This is a nice interview posted just last week by the crew at Freshly Squeezed Reads as part of my Honourable Mention in their #C1Blitz competition from earlier this year – click here: www.freshlysqueezed.com
It’s quite a different view of my character Carly and the background to writing my YA novel, Facing Up. Despite the Very Serious Face in the accompanying photo (car accidents are a pretty serious sort of subject, after all), there is humour and some silliness in the book, especially between Carly and her best friend Suzie. So please don’t be afraid to have a read of Facing Up!

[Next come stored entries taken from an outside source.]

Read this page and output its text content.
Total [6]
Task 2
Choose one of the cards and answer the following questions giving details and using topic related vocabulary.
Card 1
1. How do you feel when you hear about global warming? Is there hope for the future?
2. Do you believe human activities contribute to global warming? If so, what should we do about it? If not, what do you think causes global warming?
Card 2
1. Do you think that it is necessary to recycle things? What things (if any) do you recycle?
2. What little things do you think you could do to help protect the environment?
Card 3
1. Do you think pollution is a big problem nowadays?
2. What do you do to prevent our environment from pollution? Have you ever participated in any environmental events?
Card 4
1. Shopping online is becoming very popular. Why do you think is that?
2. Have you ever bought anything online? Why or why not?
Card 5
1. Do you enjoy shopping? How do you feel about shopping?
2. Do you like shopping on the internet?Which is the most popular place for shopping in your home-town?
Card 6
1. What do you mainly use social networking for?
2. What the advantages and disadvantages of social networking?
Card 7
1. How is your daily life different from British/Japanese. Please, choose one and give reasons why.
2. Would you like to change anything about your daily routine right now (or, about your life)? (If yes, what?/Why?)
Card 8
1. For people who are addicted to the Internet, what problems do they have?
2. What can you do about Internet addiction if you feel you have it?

I had a great time in this competition, where authors from all over the world could enter the first chapter of an unpublished (or self-published) Young Adult (YA) novel. Around 73 hopeful and talented authors entered, to have their first chapters critiqued by five of their peers, at least three professionals, and teenage readers who participated in a live panel and also sent in their reviews of various first chapters.
The teenagers had some of the best comments – some sounded like they were at least twenty years older in language and reviewing abilities! This is the teen panel review for the 40 or so early-bird entries, shown live during the digital Writers Festival in February this year. It was nerve-wracking listening to the commentary on my own novel, but it put a huge smile on my face to hear the two teenage girls say they’d like to read the whole book!
The Twitter party celebration was held on a Sunday in April this year, and it was a gloriously rambunctious flurry of tweets back and forth as winners were announced. I was very excited to win an Honourable Mention in the Writers’ section, one of the toughest audiences, but fair as well!
Many thanks to the generous efforts of Vicki Renner for the interview, and herself, Michelle Coleman and Belinda Crawford for the enormous amount of time and effort which they have dedicated to Freshly Squeezed and the promoting of new YA authors. They are all YA authors themselves, either published or about to be (congratulations by the way, guys!) Check them out here!
YA is not always appreciated by adult readers or publishers and authors of other genres, but I can tell you that it’s here to stay. It’s not only a bridge between childhood reading and a life as an adult reader, but it also explores some major topics and makes teens (and adults) think and imagine and empathise. And no, not all YA is fantasy or romance or dystopia – there’s subjects and genres of all shapes, sizes and colours!